In Section 252, The Act gives the President the authority to employ the military without the request of a state in enumerated circumstances, and provides that:
“Whenever the President considers that
- unlawful obstructions, combinations, or assemblages, or
- rebellion against the authority of the United States,
make it impracticable to enforce the laws of the United States in any State by the ordinary course of judicial proceedings, he may call into Federal service such of the militia of any State, and use such of the armed forces, as he considers necessary to enforce those laws or to suppress the rebellion."
Finally, the Act provides the
The President, by using the militia or the armed forces, or both, or by any other means, shall take such measures as he considers necessary to suppress
- any insurrection
- domestic violence
- unlawful combination, or conspiracy
(1) so hinders the execution of the laws of that State, and of the United States within the State, that any part or class of its people is deprived of a right, privilege, immunity, or protection named in the Constitution and secured by law, and the constituted authorities of that State are unable, fail, or refuse to protect that right, privilege, or immunity, or to give that protection; or
(2) opposes or obstructs the execution of the laws of the United States or impedes the course of justice under those laws.
In any situation covered by clause (1), the State shall be considered to have denied the equal protection of the laws secured by the Constitution.
Source: 10 USC 251 et seq.
Prior to invocation of any of these powers , the President is required to issue a proclamation to disperse and “order the insurgents to disperse and retire peaceably to their abodes within a limited time.”
The President may, it seems clear, use that armed forces of the United States of America quell insurrection upon the request of a State.
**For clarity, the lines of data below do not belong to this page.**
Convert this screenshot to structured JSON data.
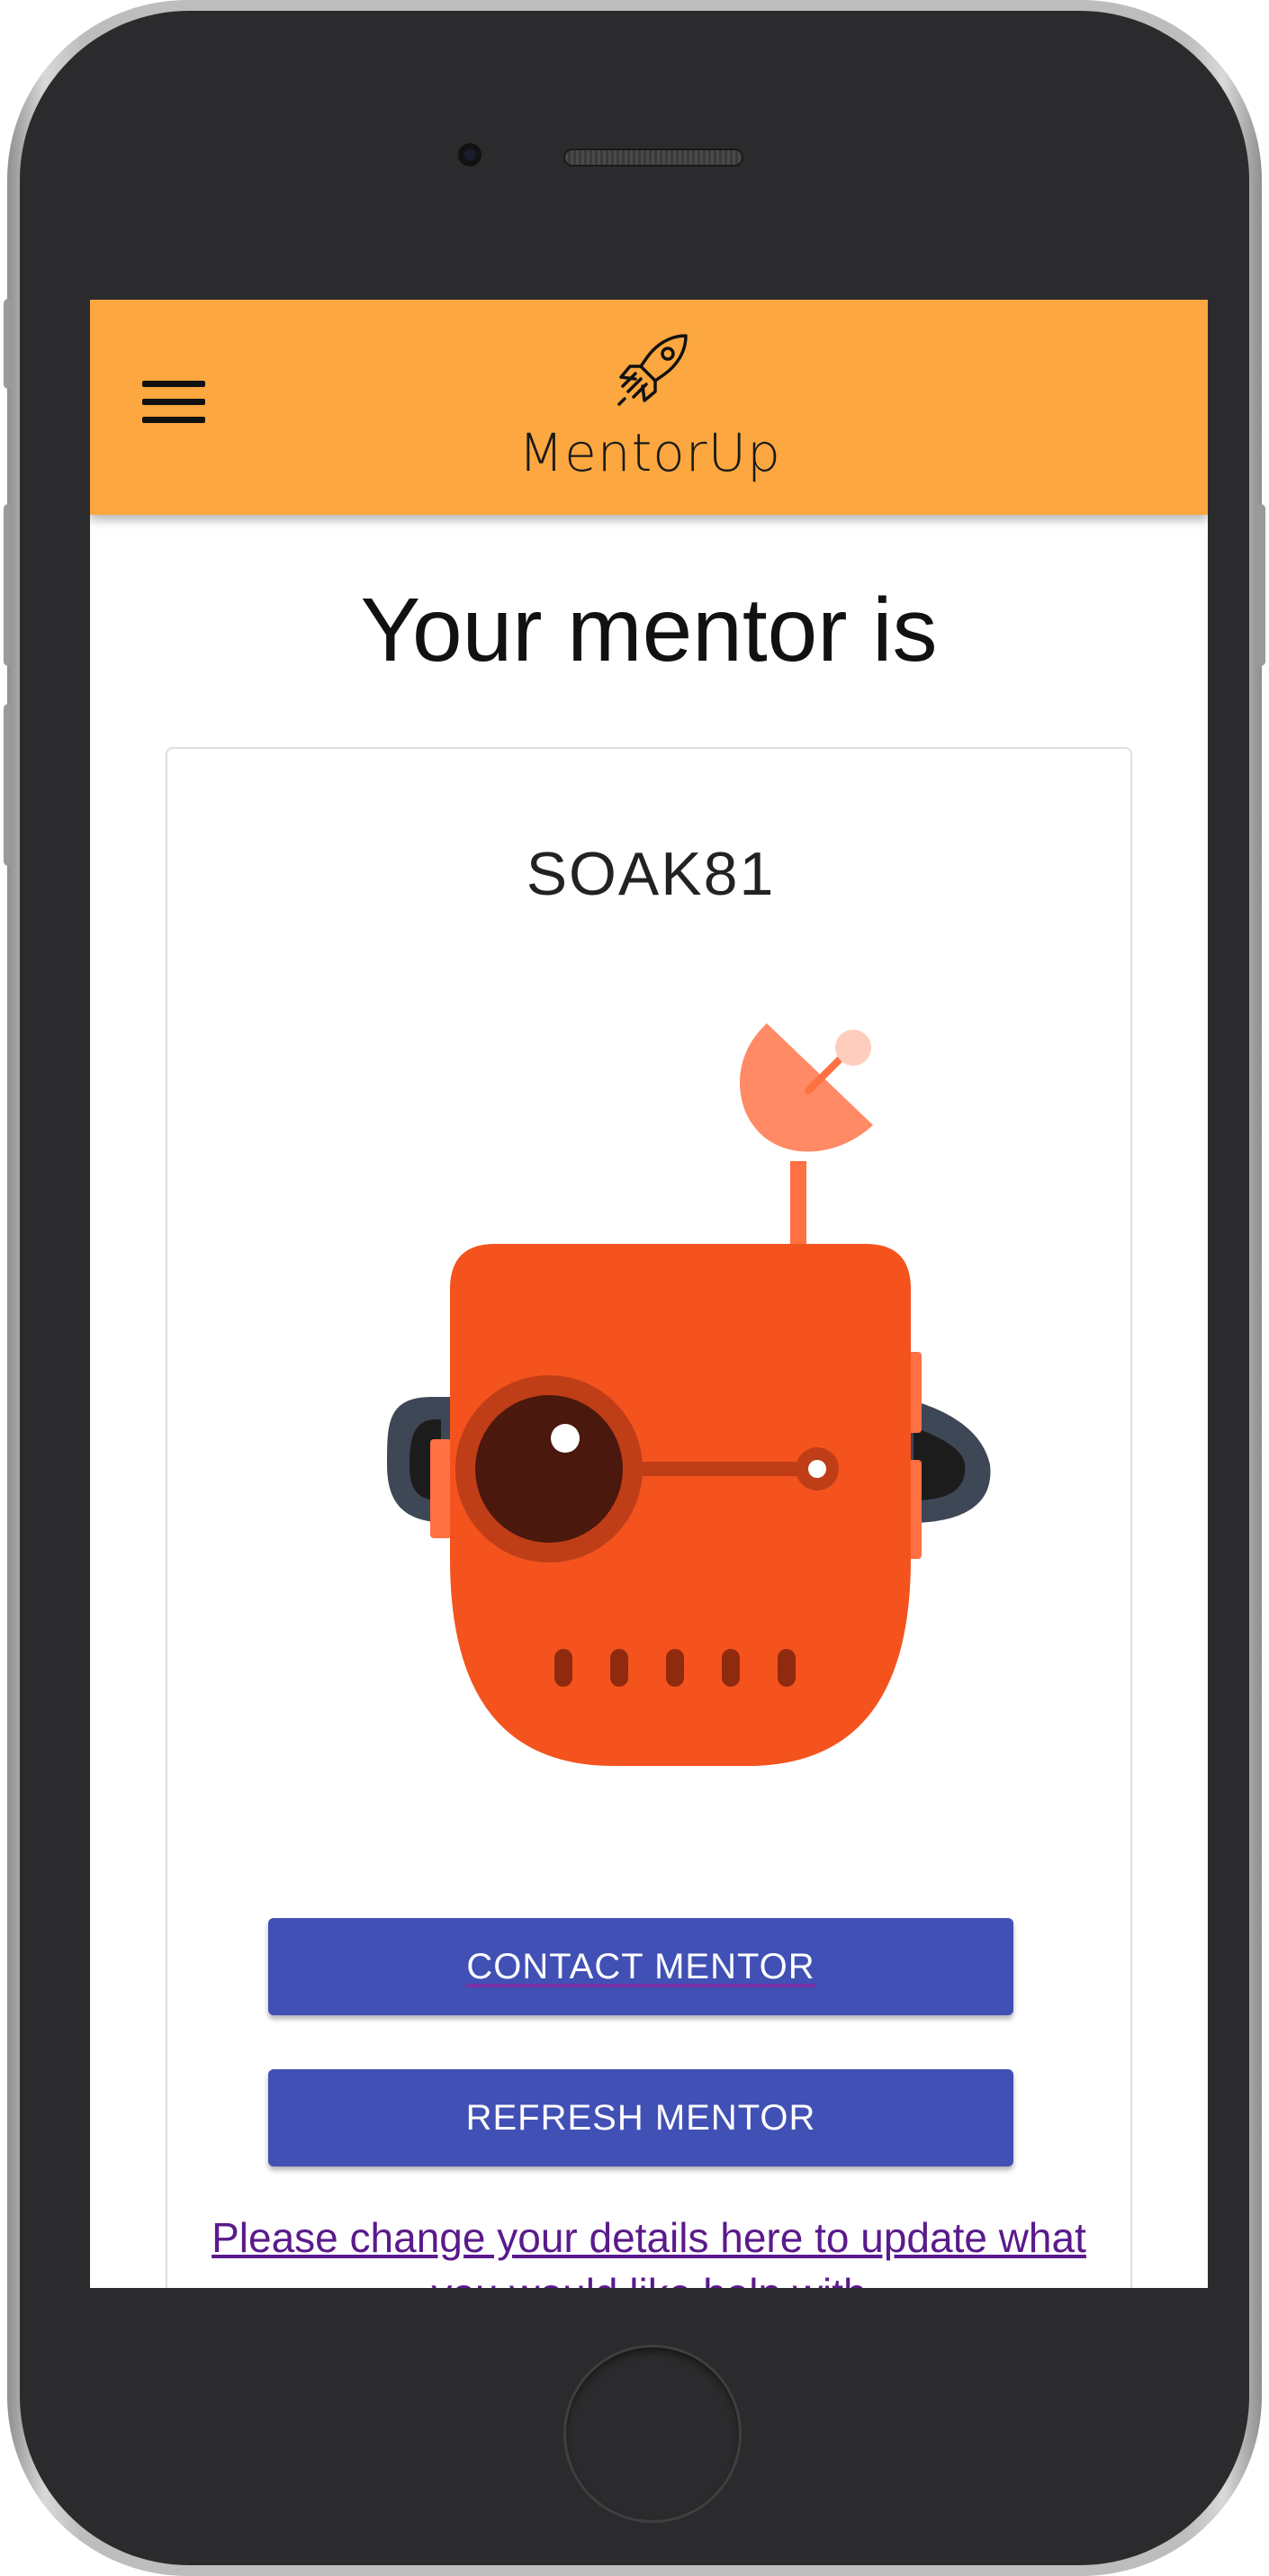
{
  "app": {
    "brand_name": "MentorUp"
  },
  "page": {
    "title": "Your mentor is"
  },
  "mentor": {
    "name": "SOAK81"
  },
  "actions": {
    "contact_label": "CONTACT MENTOR",
    "refresh_label": "REFRESH MENTOR"
  },
  "details_link": {
    "text": "Please change your details here to update what you would like help with"
  },
  "colors": {
    "appbar": "#fca73f",
    "button": "#4150b5",
    "robot_head": "#f4531e",
    "robot_antenna_dish": "#ff8a65",
    "link": "#5a1a8b"
  },
  "icons": {
    "menu": "hamburger-menu-icon",
    "logo": "rocket-icon"
  }
}
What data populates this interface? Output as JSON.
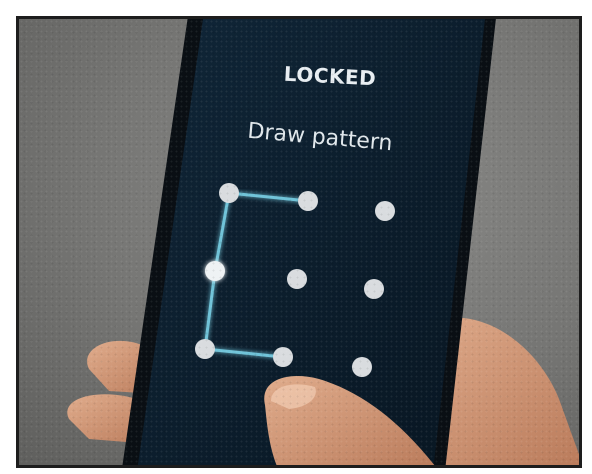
{
  "screen": {
    "title": "LOCKED",
    "prompt": "Draw pattern"
  },
  "pattern": {
    "dot_color": "#d9dcdf",
    "line_color": "#6fc3d8",
    "screen_color": "#0c1e2d",
    "active_dots": [
      0,
      1,
      3,
      6,
      7
    ]
  }
}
The President does not need a state's request to act under the second and third clauses of the Act. Under 10 USC section 252, the President may use the military to enforce federal law where there is a rebellion, or an “unlawful” obstruction or assemblage. The third grant of Presidential power, 10 USC section 253, with perhaps the broadest language of the clauses, allows the president to utilize the military to suppress any “domestic violence” that causes interference with State and Federal law, or leads to a deprivation of constitutional rights of the citizens. Unfortunately, what may constitute sufficient "domestic violence" is open for interpretation, as it is undefined in the act. There is, moreover, no requirement that the domestic violence authorizing the use of the military be considered separately "unlawful".
FN1 It’s interesting to note that the prior title of the act appears to have been "ENFORCEMENT OF THE LAWS TO RESTORE PUBLIC ORDER". The Chapter heading was changed to "INSURRECTION" in 2008. Restoring public order and insurrection are surely different things.
FN 2 https://dictionary.cambridge.org/us/dictionary/english/insurrection
FN 4 https://dictionary.cambridge.org/us/dictionary/english/looting
* All four involved officers have now been charged and will be prosecuted in the case.